L’étude ILO 2025 estime que 18 % des tâches d’un commissionnaire pourraient être remplacées par l’IA d’ici 2030. Les outils de machine learning de Shippeo ou Everoad anticipent déjà 65 % des retards (source : test interne 2025). Le facteur de protection est le mandat juridique : un commissionnaire engage sa responsabilité, un acte qui ne peut être délégué à une machine.

Marché de l’emploi

L’enquête BMO France Travail 2026 recense 2 340 projets de recrutement pour les professions intermédiaires du transport, dont 1 200 pour les commissionnaires. La tension est "moyenne" (indice de difficulté à 2,8/4). Les régions les plus dynamiques sont :

  • Île-de-France : 28 % des offres (hub logistique de Roissy et Gennevilliers)
  • Auvergne-Rhône-Alpes : 18 % (Lyon et Chambéry)
  • Hauts-de-France : 15 % (plateforme de Dourges)
  • Occitanie : 12 % (corridor Barcelone-Paris)
  • Grand Est : 10 % (axes transfrontaliers)

Certifications et labels

Plusieurs certifications valorisent le CV d’un commissionnaire. La certification ADR (transport de matières dangereuses) est obligatoire pour les spécialistes. Le label CEFILOG certifie les compétences en logistique (géré par AFTRAL). Le certificat de capacité professionnelle en transport routier de marchandises (exigé pour la gestion d’entreprise). En 2026, France Compétences a renouvelé 12 titres professionnels liés au transport. Le CNB et la Fédération Nationale des Commissionnaires délivrent aussi des attestations métier.

Évolution de carrière

Les perspectives sont concrètes. À 3 ans, un commissionnaire peut gérer un portefeuille de 30 à 50 clients. À 5 ans, il supervise une équipe de 3 à 5 personnes. À 10 ans, il devient responsable logistique ou crée sa propre société.

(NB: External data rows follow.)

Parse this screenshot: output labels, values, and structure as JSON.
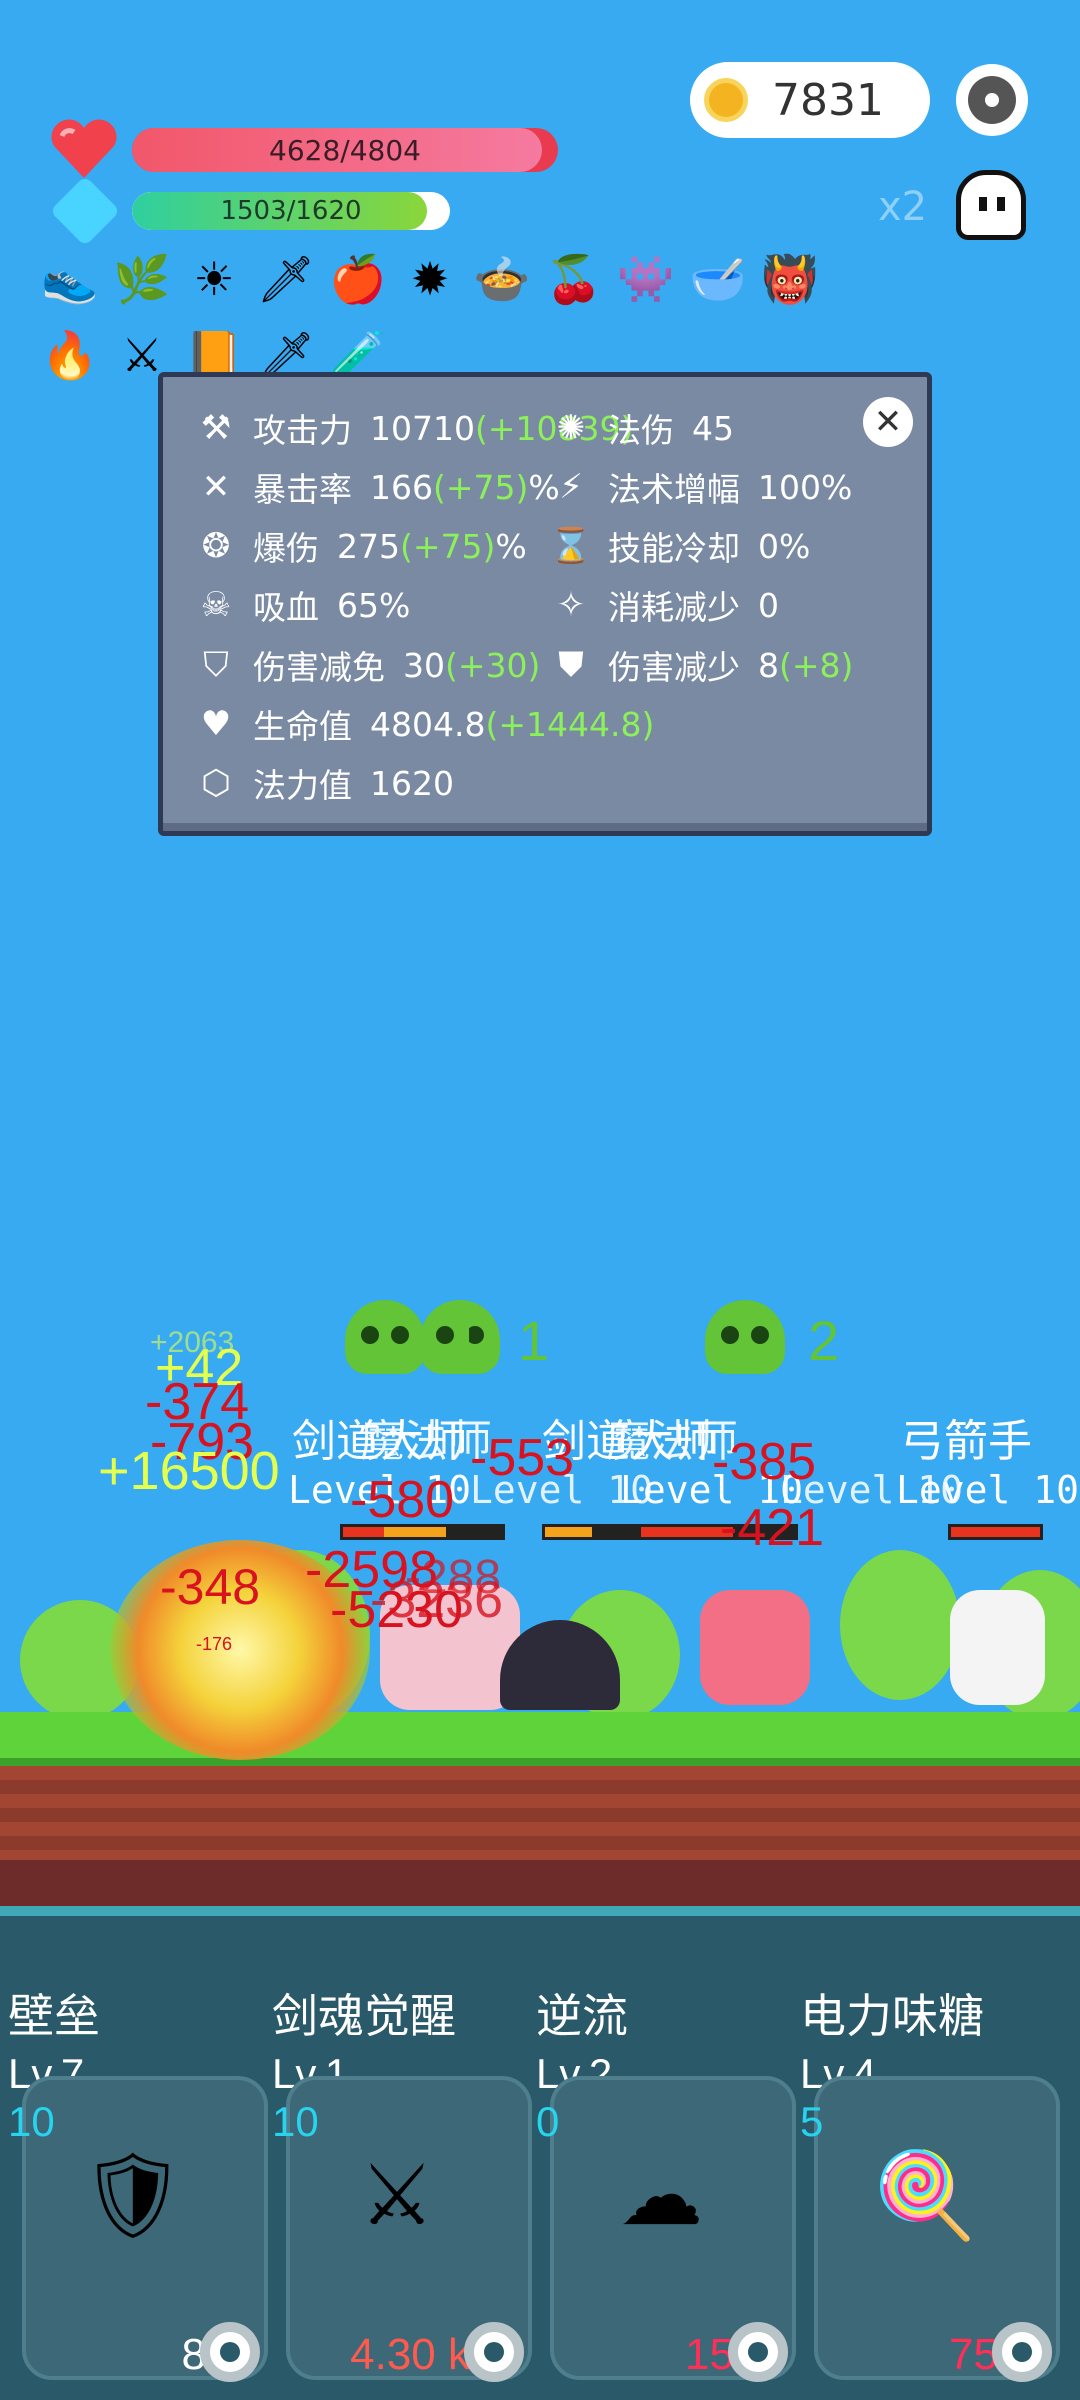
{
  "hud": {
    "coins": "7831",
    "hp_text": "4628/4804",
    "hp_fraction": 0.963,
    "mp_text": "1503/1620",
    "mp_fraction": 0.928,
    "speed": "x2"
  },
  "items": {
    "row1": [
      "👟",
      "🌿",
      "☀",
      "🗡",
      "🍎",
      "✹",
      "🍲",
      "🍒",
      "👾",
      "🥣",
      "👹"
    ],
    "row2": [
      "🔥",
      "⚔",
      "📙",
      "🗡",
      "🧪"
    ]
  },
  "stats": {
    "left": [
      {
        "icon": "axe-icon",
        "glyph": "⚒",
        "label": "攻击力",
        "value": "10710",
        "bonus": "(+10839)"
      },
      {
        "icon": "crit-icon",
        "glyph": "✕",
        "label": "暴击率",
        "value": "166",
        "bonus": "(+75)",
        "unit": "%"
      },
      {
        "icon": "burst-icon",
        "glyph": "❂",
        "label": "爆伤",
        "value": "275",
        "bonus": "(+75)",
        "unit": "%"
      },
      {
        "icon": "vampire-icon",
        "glyph": "☠",
        "label": "吸血",
        "value": "65%",
        "bonus": ""
      },
      {
        "icon": "shield-icon",
        "glyph": "⛉",
        "label": "伤害减免",
        "value": "30",
        "bonus": "(+30)"
      },
      {
        "icon": "heart-icon",
        "glyph": "♥",
        "label": "生命值",
        "value": "4804.8",
        "bonus": "(+1444.8)"
      },
      {
        "icon": "mana-icon",
        "glyph": "⬡",
        "label": "法力值",
        "value": "1620",
        "bonus": ""
      }
    ],
    "right": [
      {
        "icon": "spell-damage-icon",
        "glyph": "✺",
        "label": "法伤",
        "value": "45",
        "bonus": ""
      },
      {
        "icon": "lightning-icon",
        "glyph": "⚡",
        "label": "法术增幅",
        "value": "100%",
        "bonus": ""
      },
      {
        "icon": "hourglass-icon",
        "glyph": "⌛",
        "label": "技能冷却",
        "value": "0%",
        "bonus": ""
      },
      {
        "icon": "wand-icon",
        "glyph": "✧",
        "label": "消耗减少",
        "value": "0",
        "bonus": ""
      },
      {
        "icon": "armor-icon",
        "glyph": "⛊",
        "label": "伤害减少",
        "value": "8",
        "bonus": "(+8)"
      }
    ]
  },
  "battle": {
    "kills": [
      "1",
      "1",
      "2"
    ],
    "enemy_names": [
      "剑道大师",
      "魔法师",
      "剑道大师",
      "魔法师",
      "弓箭手"
    ],
    "enemy_level_text": "Level 10",
    "damage_numbers": [
      "-374",
      "-793",
      "-553",
      "-385",
      "-580",
      "-421",
      "-5230",
      "-348",
      "-2598",
      "-3236",
      "-288"
    ],
    "heal_numbers": [
      "+42",
      "+16500",
      "+2063"
    ],
    "small_text": "-176"
  },
  "skills": [
    {
      "name": "壁垒",
      "level": "Lv.7",
      "num": "10",
      "icon": "armor-skill-icon",
      "glyph": "🛡",
      "cost": "8",
      "cost_color": "#ffffff"
    },
    {
      "name": "剑魂觉醒",
      "level": "Lv.1",
      "num": "10",
      "icon": "crossed-swords-icon",
      "glyph": "⚔",
      "cost": "4.30 k",
      "cost_color": "#ff5a4e"
    },
    {
      "name": "逆流",
      "level": "Lv.2",
      "num": "0",
      "icon": "wave-icon",
      "glyph": "☁",
      "cost": "15",
      "cost_color": "#ff2f57"
    },
    {
      "name": "电力味糖",
      "level": "Lv.4",
      "num": "5",
      "icon": "lollipop-icon",
      "glyph": "🍭",
      "cost": "75",
      "cost_color": "#ff2f57"
    }
  ]
}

Liste des évolutions envisageables :

  • Responsable transport : direction d’une flotte ou d’un service (salaires de 40 000 à 55 000 €)
  • Directeur logistique : pilotage global des flux (salaire médian 60 000 € selon APEC 2026)
  • Créateur d’entreprise : statut de commissionnaire en propre (nécessite capacité professionnelle)

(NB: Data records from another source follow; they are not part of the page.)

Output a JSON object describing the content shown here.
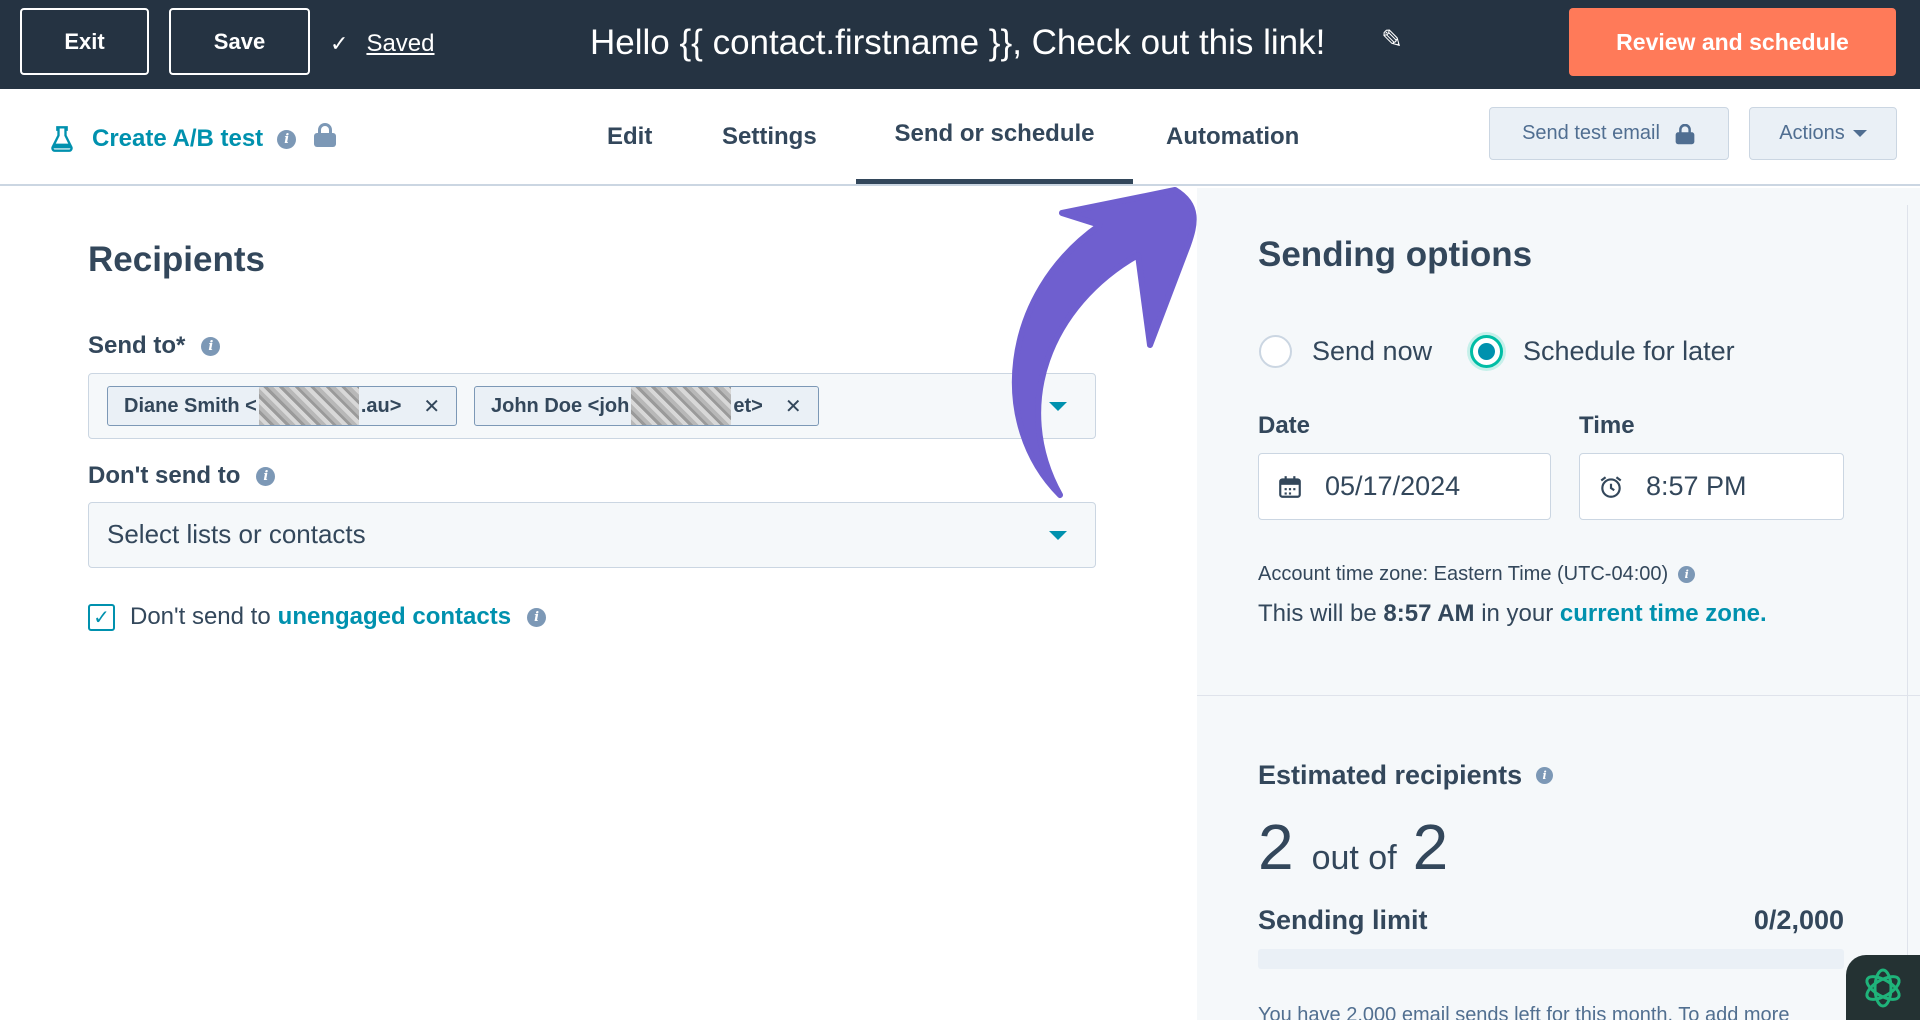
{
  "topbar": {
    "exit_label": "Exit",
    "save_label": "Save",
    "saved_label": "Saved",
    "email_subject": "Hello {{ contact.firstname }}, Check out this link!",
    "review_label": "Review and schedule",
    "icons": {
      "saved": "check-icon",
      "rename": "pencil-icon"
    }
  },
  "nav": {
    "ab_test_label": "Create A/B test",
    "tabs": [
      {
        "label": "Edit",
        "active": false
      },
      {
        "label": "Settings",
        "active": false
      },
      {
        "label": "Send or schedule",
        "active": true
      },
      {
        "label": "Automation",
        "active": false
      }
    ],
    "send_test_label": "Send test email",
    "actions_label": "Actions"
  },
  "recipients": {
    "heading": "Recipients",
    "send_to_label": "Send to*",
    "send_to_tags": [
      {
        "prefix": "Diane Smith <",
        "suffix": ".au>"
      },
      {
        "prefix": "John Doe <joh",
        "suffix": "et>"
      }
    ],
    "dont_send_label": "Don't send to",
    "dont_send_placeholder": "Select lists or contacts",
    "unengaged_prefix": "Don't send to",
    "unengaged_link": "unengaged contacts",
    "unengaged_checked": true
  },
  "sending": {
    "heading": "Sending options",
    "send_now_label": "Send now",
    "schedule_label": "Schedule for later",
    "selected": "schedule",
    "date_label": "Date",
    "date_value": "05/17/2024",
    "time_label": "Time",
    "time_value": "8:57 PM",
    "timezone_text": "Account time zone: Eastern Time (UTC-04:00)",
    "will_be_prefix": "This will be",
    "will_be_time": "8:57 AM",
    "will_be_mid": "in your",
    "will_be_link": "current time zone."
  },
  "estimate": {
    "heading": "Estimated recipients",
    "count": "2",
    "out_of_label": "out of",
    "total": "2",
    "limit_label": "Sending limit",
    "limit_value": "0/2,000",
    "limit_fraction": 0,
    "footnote": "You have 2,000 email sends left for this month. To add more"
  },
  "colors": {
    "topbar_bg": "#253342",
    "accent_orange": "#ff7a59",
    "link_teal": "#0091ae",
    "annotation_arrow": "#6f5fcf"
  }
}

Liste des compétences à développer :

  • Analyse de données (tableaux de bord, indicateurs)
  • Négociation contractuelle (clauses, conditions générales)
  • Management d’équipe (animation, planification)
  • Anglais technique (négoce international)
  • Conformité réglementaire (veille juridique)

Perspectives du métier

Le développement du fret ferroviaire voulu par l’État crée des besoins en commissionnaires spécialisés, tandis que la plateformisation du secteur renforce la valeur du conseil humain face aux marketplaces logistiques. Les enjeux ESG deviennent un argument concurrentiel majeur, avec la loi Climat et Résilience imposant des objectifs de réduction des émissions pour les flottes. Le commissionnaire joue un rôle clé dans l’arbitrage modal (rail-route, fluvial-route) et doit intégrer les normes strictes des secteurs réglementés comme le transport sanitaire.